Steps to accepting your body:
- Start small. Look and find one thing, no matter how small, you like and appreciate about your body.
- Appreciate your body and all it can do. Appreciate the changes as you age and change. Base your self-image and self-esteem to match current strengths not those of days gone past.
- Remind yourself what “true” beauty is it is more than how you look!
- Look at yourself as a whole person.
- Surround yourself with positive people.
- Shut down your negative thoughts and inaccurate thinking! Give yourself positive affirmations! Work to change thought patterns. (self-put-downs, mistaking feelings for facts, jumping to negative conclusions, changing a positive into a negative, all or nothing thinking, seeing and dwelling on only the negatives)
- Dress nicely. Wear clothes that make you feel good about your body.
- View social and media messages through critical eyes. Write letters of protest to the advertiser. Reframe your thinking about what media communicates to you. “Basically, you have the power to override what you see in the media and create your own image of what’s beautiful. “Focus on health and fitness rather than aesthetics.” Adam Farrah, certified trainer and cofounder of the “Strong is the New Skinny” social-media campaign.
- Do something good for yourself. Reward yourself when you succeed.
- Channel extra time and energy into helping others. Reaching out to others can help you feel better about yourself and help create positive change in the world. Take time to compliment other people.
- Dance and Movement Therapy help one to develop a greater appreciate and trust of one’s body.
- Practice good personal hygiene.
- Practice good posture.
- Work out regularly.
- Sit in the front row.
- Speak up.
- Walk faster.
- Set aside perfection and grab a hold of accomplishments and Mistakes. Learn from your failures and face your fears. Forgive yourself.
- Explore yourself. Take a self-esteem inventory.
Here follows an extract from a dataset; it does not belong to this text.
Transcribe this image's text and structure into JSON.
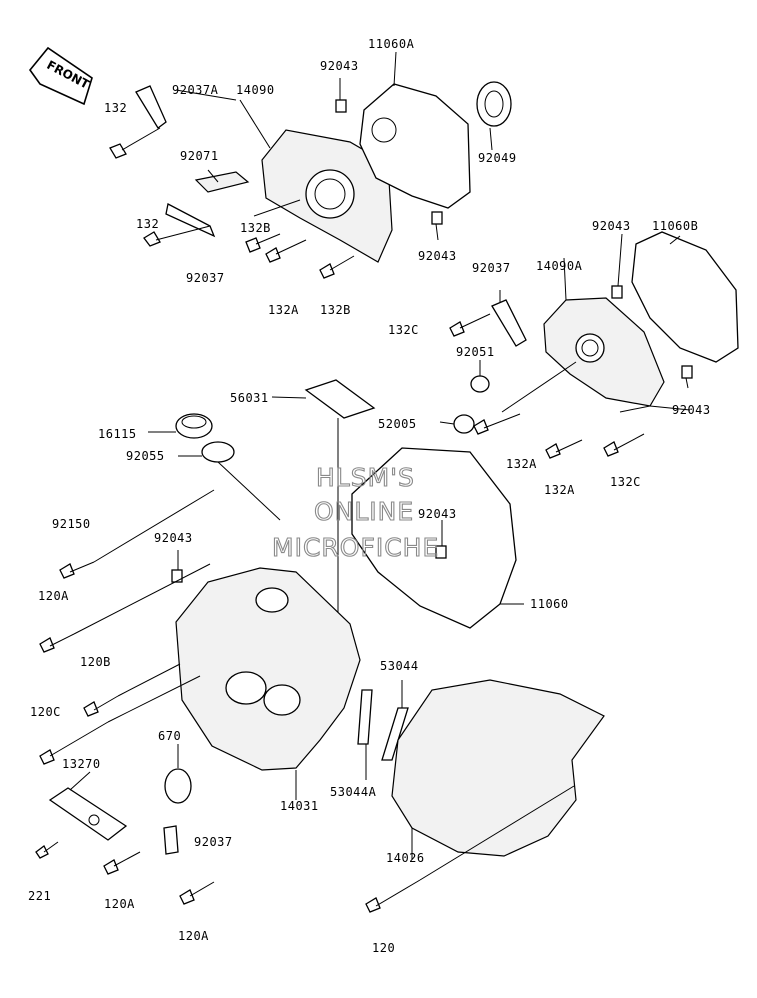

List 10 strengths on one side of a paper and 10 weaknesses on the other. Push and find all ten Strengths! Make a list of the top ten things you like about yourself that is not related to weight or physical appearance.
- Don’t compare yourself to others. Become a better version of yourself. You are unique! Cherish your body’s uniqueness. Others lives might look greener but the reality can be totally different. “Only 2% of all the women in the world fall into the supermodel category. That leaves a lot of room for the rest of us!” Denise Martz, a clinical health psychologist. “Seventy-eight percent of women survey said they wished they could wear a smaller size—even the ones who were already a size 8.” Denise Martz The Average fashion model is 5 feet 8 inches and measures 34-24-34 (women) and men are 6 feet or taller with a 40 inch chest and chiseled body. 99% of us we cannot obtain those measurements. “Celebrity life is not real life.” Dr. Elizabeth Lombardo, Psychologist and Physical Therapist.
- Culture can have a negative effect on a woman’s self-esteem. Women are doted on because of their looks as children whereas boys are touted for being smart and strong.
Test your body image from SparkPeople: HERE
How Healthy Is Your Body Image?
When you’re on good terms with your body, it shows. Here are some signs you’re on the right track: (I wish I could find where I found these!)
- When someone compliments you on your appearance or fitness, you’re gracious and accept the compliment as authentic.
- You prefer to wear clothes that highlight your form rather than hide it.
- It is not hard to find an outfit in which you feel comfortable and attractive.
- You rarely compare yourself with others. You recognize that you are unique.
- You can admire another person’s physique without silently criticizing or judging your own.
- When you pass by a mirror or storefront window, you don’t stop and nitpick your appearance; you might even give yourself an approving nod.
- You can name several parts of your body that you genuinely like and appreciate.
- If you put on (or lose) a little weight, you can note it matter-of-factly, without undue anxiety or stubborn denial.
- You are more focused on optimizing your health, fitness and confidence than on achieving a particular weight or “look.”
- You are not comparing yourself with others.